Спускаемся с крыльца отеля, окруженного кустарником и цветами. Две щетки, справа и слева, лежат на самой нижней ступени – стряхивать с ног песок по возвращению с пляжа, как мы в наших северных широтах счищаем веником снег с валенок перед входом в избу. Идем по заполненному стоящими и едущими автомобилями разных марок и мастей переулку, минуем (с чувством вины, потому что ничего не заказываем) владельцев семейного ресторана с их зазывными взглядами, поворачиваем направо и… миг вдохновенья и счастья – на то он и миг, на то он и счастье – короткий проход между цветущими деревьями, их чарующим запахом с двух сторон, и, когда истончается шлейф сказочного аромата – невольная, почти неосознанная досада, но тут же, вскоре – цель похода: пляж. Нет, не цель. Пляж – средство, а цель – море. Слева на диковатом, почти безлюдном берегу замерло в безжизненности полуразрушенное, полукруглое, полузамком, полубашней и полной загадкой – здание, оно повисло над морем, из стен повыпадали камни, опоясывающая его галерея недоступна, как и все прочие подходы. Можно только с трудом взгромоздиться на бесформенные глыбы, лежащие трудно одолеваемой горкой под неопознанным объектом и прислушаться к молчанию старых (древних?) стен…

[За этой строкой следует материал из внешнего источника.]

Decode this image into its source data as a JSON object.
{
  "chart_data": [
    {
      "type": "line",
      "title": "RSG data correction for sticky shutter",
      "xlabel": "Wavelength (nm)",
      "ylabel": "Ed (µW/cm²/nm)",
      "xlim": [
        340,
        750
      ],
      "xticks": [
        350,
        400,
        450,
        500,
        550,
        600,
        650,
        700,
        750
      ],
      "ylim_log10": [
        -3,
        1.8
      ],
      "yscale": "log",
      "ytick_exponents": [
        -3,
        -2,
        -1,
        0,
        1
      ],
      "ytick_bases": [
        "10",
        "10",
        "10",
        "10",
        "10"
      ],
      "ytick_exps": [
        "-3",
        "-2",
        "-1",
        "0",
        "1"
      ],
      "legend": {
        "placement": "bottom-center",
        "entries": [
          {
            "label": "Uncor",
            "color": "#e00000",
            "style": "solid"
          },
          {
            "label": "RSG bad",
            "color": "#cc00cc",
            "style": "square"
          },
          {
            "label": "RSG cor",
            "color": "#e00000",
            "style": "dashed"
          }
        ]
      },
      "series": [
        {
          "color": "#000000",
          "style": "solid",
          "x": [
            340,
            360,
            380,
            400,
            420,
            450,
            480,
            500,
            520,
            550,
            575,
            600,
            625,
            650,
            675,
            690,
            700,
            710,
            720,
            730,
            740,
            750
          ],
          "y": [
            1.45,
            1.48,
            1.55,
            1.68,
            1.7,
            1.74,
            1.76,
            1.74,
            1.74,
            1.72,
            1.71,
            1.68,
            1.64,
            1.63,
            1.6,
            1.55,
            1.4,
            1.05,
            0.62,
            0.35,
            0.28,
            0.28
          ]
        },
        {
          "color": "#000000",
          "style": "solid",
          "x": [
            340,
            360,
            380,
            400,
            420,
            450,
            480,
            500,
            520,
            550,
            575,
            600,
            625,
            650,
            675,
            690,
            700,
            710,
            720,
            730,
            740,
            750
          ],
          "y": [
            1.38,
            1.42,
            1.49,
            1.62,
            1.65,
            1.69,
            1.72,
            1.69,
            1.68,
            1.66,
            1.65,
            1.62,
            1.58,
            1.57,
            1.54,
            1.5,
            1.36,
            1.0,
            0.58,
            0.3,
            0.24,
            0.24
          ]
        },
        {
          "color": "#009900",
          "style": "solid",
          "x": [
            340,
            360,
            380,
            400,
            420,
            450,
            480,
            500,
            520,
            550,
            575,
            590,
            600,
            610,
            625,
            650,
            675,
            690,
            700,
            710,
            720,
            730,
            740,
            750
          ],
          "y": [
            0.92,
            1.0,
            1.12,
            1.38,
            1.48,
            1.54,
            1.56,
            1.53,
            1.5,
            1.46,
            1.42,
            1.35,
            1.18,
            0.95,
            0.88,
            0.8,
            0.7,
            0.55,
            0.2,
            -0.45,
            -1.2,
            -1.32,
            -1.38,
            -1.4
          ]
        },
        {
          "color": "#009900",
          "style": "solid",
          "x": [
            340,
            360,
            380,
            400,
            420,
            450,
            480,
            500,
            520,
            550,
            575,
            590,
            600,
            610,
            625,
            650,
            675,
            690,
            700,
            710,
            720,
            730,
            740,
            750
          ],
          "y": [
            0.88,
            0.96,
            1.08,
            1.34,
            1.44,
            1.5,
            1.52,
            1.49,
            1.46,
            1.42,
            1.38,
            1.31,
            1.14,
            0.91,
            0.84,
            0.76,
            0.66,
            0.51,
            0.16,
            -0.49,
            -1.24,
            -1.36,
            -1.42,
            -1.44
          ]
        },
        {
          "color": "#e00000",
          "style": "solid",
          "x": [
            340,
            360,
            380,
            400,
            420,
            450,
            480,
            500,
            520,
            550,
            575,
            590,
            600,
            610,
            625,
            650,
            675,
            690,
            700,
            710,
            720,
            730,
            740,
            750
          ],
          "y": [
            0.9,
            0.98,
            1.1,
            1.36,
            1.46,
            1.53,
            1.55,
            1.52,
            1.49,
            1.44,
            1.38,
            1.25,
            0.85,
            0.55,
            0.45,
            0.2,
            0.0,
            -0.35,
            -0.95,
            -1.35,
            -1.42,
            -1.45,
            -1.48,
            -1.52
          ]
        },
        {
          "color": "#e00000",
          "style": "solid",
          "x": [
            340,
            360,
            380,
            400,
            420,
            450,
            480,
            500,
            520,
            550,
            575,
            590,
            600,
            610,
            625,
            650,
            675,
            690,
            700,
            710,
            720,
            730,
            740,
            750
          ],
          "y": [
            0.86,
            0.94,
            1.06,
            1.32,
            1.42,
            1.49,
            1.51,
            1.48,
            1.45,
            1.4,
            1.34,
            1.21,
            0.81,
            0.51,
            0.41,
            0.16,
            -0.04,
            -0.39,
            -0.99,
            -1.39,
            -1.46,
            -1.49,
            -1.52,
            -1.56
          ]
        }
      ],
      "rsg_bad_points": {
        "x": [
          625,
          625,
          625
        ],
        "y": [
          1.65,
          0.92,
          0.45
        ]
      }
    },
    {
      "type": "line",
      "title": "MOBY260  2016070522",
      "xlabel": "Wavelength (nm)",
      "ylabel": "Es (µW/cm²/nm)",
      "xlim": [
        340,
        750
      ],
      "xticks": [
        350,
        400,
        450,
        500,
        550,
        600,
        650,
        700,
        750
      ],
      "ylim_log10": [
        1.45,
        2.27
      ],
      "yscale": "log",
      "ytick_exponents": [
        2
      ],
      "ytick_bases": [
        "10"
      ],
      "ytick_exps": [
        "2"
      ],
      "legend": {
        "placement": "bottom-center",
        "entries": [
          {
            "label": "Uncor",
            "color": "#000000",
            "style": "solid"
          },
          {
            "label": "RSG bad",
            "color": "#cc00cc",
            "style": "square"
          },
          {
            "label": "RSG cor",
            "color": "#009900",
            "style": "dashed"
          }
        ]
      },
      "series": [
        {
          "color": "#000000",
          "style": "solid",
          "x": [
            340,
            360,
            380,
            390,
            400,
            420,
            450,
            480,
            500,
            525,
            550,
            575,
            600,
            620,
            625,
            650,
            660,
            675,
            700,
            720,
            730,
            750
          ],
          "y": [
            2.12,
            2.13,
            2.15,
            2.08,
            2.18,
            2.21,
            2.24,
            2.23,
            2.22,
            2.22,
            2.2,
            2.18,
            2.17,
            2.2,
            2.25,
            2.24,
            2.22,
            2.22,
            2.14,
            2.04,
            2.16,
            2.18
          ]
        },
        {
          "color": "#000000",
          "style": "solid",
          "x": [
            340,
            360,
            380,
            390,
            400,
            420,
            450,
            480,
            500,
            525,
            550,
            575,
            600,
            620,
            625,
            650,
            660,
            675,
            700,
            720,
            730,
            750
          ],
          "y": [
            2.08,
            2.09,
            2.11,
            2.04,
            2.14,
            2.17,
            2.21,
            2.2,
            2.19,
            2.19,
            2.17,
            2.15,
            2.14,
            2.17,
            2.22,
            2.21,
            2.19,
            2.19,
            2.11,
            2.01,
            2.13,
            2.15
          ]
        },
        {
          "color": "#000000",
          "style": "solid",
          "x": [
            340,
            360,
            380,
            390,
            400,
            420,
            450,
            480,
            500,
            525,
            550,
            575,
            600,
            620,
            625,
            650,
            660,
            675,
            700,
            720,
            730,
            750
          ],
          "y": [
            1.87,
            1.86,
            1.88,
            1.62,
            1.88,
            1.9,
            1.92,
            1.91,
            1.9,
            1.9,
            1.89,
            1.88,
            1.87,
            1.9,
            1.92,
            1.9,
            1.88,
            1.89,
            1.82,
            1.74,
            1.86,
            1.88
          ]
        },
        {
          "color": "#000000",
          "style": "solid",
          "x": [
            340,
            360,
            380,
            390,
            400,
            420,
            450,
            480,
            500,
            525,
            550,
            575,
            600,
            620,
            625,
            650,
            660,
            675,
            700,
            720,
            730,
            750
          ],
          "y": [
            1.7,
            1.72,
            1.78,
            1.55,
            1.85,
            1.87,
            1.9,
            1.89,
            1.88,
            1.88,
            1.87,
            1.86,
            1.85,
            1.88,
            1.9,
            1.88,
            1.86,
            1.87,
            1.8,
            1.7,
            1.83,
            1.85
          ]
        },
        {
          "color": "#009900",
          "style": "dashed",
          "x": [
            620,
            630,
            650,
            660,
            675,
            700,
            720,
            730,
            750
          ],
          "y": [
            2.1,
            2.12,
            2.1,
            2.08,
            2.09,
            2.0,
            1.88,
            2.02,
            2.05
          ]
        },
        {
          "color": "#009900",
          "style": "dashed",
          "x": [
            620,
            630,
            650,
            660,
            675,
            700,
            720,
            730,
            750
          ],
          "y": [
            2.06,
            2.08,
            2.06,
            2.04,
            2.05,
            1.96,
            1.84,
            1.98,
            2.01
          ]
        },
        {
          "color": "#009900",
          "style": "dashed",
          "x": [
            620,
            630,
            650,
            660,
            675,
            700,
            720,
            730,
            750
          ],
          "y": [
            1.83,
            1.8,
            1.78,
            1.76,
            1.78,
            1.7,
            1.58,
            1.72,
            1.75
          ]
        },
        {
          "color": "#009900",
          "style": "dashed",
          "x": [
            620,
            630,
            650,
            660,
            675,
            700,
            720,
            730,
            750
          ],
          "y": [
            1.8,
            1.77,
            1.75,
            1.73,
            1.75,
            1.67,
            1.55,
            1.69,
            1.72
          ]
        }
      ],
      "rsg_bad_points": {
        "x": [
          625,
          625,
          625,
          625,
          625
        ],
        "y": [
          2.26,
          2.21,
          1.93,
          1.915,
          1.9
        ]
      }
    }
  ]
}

Ступаем на пляж. Если светит солнце, песок нестерпимо горяч. Обжигаясь, сбрасываем одежды (иногда все) и с ровной каменной площадки, что самими морем и берегом организована при входе в пучину для удобства ее пользователей, бросаемся в волну, захлебываемся, вертимся, бьем руками и ногами, детской радостью радуемся, продлеваем радость сколько возможно. Ах, море, море. Как далеко оно от нас… А те, кто от него в непосредственной близости, почему-то обычно не купаются. Таков закон несоответствия…
Еще на один прекрасный миг вкусив, втянув в себя, стараясь запастись им сколь возможно надолго, неописуемый запах южных деревьев, – отряхиваем на крыльце ноги от песка, для этого и лежат там две мягкие щетки – справа и слева…
* * *
Общественных скамеек и общественных туалетов нет по одной и той же, вполне понятной, причине: хочешь отдохнуть или облегчиться – иди в кафе, бар, ресторан, их тут больше, чем отдыхающих.
Но вот нашлась-таки чудесная лавочка, точнее скамейка, сбитая якобы из бросовых, растрескавшихся досок, а на самом деле гладкая, без заусенцев, сучков и задоринок. Между морем, на которое все время хочется смотреть, и ею, скамейкой – сплошной ряд кустарника с неведомым именем и очень блестящими, глянцевыми листьями, каждый из которых отражает то и дело норовящее спрятаться за облака солнце. Ну просто настоящий гламур в самом его первозданном смысле и виде. Море становится видимым, если склонить голову к левому плечу. Оно (море) плещет, поревывает, хотя и не свирепо, и пенится (узоры пенных кружев)… Хорошо посидеть на этой единственной скамейке – отдых, отдохновенье…
* * *
Каждый раз, когда быстро сгущается критский вечер, на берегу, на пустынном пляже, на остывшем песке, проваливаясь в него всеми четырьмя ножками, стоит белый пластмассовый стул, а на нем, вечной спиной к нам и остальным прохожим, лицом к морю, у самой воды сидит женщина (всегда без спутников, одна) с длинной, закинутой в море удочкой в правой руке; иногда, хотя нет ни солнца, ни дождя, она раскрывает над собой большой зонт. Кого выуживает она из этой темной слитности моря, неба и воздуха? Каково ее лицо, молода ли, стара ли? Мы этого не знаем, да и не хотим узнать.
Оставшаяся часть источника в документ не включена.